極光21 上田吉一 河出書房新社 2001.12.30

この本をまだ読んだことがない人は不幸だ。
それは詰将棋の極上の旨さを味わっていないということだから。
そして最高に幸運だ。
これから読めるんだから。

もう最近は記憶が怪しくて嘘を書いていたら申し訳ないのだが、森信雄七段だったと思う。
「皆が皆、上田吉一と若島正を崇拝している現状は危険だと思う。」
こう発言しているのを聞いた。(「将棋マガジン」がまだあった頃)

多様性が詰将棋界の発展の基盤なのに、皆が上田と若島のコピーばかりしていたら今後の詰将棋界の発展はどうなるんだと心配しているわけである。

このサイトが「風みどりの玉手箱」という名前だった頃に、「詰将棋イロハかるた」という名作紹介を書いたことがある。(ほんの序盤で中断したままになっている)
「あ」の項なら「合駒の綾」「朝霧」
「い」の項なら「移動捨合」
「う」の項なら「打歩詰」「馬鋸」「打ち替え」
という感じで、それぞれ数作集めて並べて鑑賞するのが狙いだ。

ところが、作品を選んでいるといくつもの項目で上田吉一作品がトリになってしまう。
もしかしたら上田吉一もイロハかるたを考えて、それぞれの究極の作品を作ろうと創作活動をしているのではないかと思った。

いや、少なくとも様々なテーマを縦断的に創作していることは間違いない。

なので、作品を1つ紹介するパターンで書いている「詰棋書紹介」だが、とても1つに絞れないのだ。

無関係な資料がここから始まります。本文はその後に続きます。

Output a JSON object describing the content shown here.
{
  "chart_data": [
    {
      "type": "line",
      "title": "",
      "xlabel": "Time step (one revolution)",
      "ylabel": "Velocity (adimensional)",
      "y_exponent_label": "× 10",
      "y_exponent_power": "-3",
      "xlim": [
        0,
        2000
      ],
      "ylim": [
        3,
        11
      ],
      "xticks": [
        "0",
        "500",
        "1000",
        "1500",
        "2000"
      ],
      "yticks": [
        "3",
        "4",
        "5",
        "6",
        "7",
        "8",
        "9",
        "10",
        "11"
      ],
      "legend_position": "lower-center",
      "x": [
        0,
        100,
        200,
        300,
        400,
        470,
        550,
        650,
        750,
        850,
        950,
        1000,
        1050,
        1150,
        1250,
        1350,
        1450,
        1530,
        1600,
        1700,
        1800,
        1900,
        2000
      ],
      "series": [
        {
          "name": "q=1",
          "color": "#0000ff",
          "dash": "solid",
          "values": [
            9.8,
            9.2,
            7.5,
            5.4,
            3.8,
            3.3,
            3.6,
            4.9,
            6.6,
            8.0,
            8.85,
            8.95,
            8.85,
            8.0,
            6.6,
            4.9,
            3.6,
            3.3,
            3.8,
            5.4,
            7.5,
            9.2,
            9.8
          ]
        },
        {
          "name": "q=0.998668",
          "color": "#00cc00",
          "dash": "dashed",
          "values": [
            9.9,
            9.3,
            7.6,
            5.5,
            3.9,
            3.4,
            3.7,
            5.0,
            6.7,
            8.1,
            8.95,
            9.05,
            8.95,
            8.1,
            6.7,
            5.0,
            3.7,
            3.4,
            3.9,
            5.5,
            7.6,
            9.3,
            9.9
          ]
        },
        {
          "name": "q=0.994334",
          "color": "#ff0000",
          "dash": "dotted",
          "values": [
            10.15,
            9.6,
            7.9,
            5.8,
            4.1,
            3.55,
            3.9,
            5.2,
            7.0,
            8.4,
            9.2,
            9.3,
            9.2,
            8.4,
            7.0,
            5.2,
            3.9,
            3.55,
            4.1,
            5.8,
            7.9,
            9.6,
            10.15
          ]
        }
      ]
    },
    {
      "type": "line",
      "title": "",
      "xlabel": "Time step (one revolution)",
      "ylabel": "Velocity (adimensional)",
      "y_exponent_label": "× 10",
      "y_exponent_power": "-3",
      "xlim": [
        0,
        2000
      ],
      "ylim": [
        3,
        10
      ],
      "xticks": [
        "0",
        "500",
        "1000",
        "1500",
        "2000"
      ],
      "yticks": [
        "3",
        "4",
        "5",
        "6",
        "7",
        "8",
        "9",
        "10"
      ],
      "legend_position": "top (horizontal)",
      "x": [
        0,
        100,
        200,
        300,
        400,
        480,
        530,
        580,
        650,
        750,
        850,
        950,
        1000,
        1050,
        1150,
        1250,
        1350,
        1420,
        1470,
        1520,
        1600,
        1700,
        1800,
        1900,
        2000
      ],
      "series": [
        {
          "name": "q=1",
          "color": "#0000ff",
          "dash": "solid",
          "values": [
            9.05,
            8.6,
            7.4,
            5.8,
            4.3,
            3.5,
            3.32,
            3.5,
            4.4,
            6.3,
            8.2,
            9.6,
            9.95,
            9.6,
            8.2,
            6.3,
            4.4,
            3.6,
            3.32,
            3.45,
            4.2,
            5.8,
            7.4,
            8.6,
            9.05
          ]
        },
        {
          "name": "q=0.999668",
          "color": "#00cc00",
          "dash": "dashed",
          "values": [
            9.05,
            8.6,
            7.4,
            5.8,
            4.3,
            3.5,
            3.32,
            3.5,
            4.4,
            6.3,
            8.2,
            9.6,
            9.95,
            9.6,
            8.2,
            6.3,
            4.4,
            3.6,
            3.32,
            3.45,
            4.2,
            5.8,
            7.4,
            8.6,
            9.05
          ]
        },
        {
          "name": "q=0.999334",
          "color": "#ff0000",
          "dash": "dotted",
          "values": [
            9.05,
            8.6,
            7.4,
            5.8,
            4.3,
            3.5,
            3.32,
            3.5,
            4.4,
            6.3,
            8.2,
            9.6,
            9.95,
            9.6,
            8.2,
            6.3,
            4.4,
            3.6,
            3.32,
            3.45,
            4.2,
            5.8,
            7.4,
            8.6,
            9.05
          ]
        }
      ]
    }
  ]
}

で、結局選んだのが、本書の中で最も特徴が薄いかもしれないこの1局。

4手目と6手目の合駒の読みなんだけど、伝わるかなぁ、解き味が上品なのだ。
是非味わってみてほしい。

若島正による解説から引用する。

上田さんはよく「遊ぶ」という言葉を口にする。上田さんにとっては、詰将棋を作るのも、フェアリー詰将棋を作るのも、みな「遊んでいる」だけなのである。いっぱしの芸術家になったような思い込みは、上田さんには無縁だ。

この「極光21」、河出書房新社さん、是非是非重版してほしい。

現状では古書で探すしかない。

筆者も5冊ぐらい購入したのだが、いつの間にかなくなっていて販売できるのはあと1冊だけ。
古書といっても新品同様の綺麗さです。早い者勝ちですよ。→つみき書店

売り切れました。

残り1冊は死ぬ前に売ります。

また本書には収録されていないのだが、このサイトでは上田吉一作品をもう1局紹介している。
名局精解4上田吉一の伏線作品を解く!

「詰棋書紹介(16) 極光21」への2件のフィードバック

  1. 創棋会作品展に若島さんが発表済みの手筋を変化手順に組み込んだら、変化手順を作意手順にしろと、解答者からお叱りを受けた、っけ。
    詰パラ誌の解答者レベルの低さが本当に嫌になった。
    大作家の真似をしろ、ていうかひと回り下の僕ですら、彼等は過去の人だと思っているから彼等の真似をしたいとは思わない。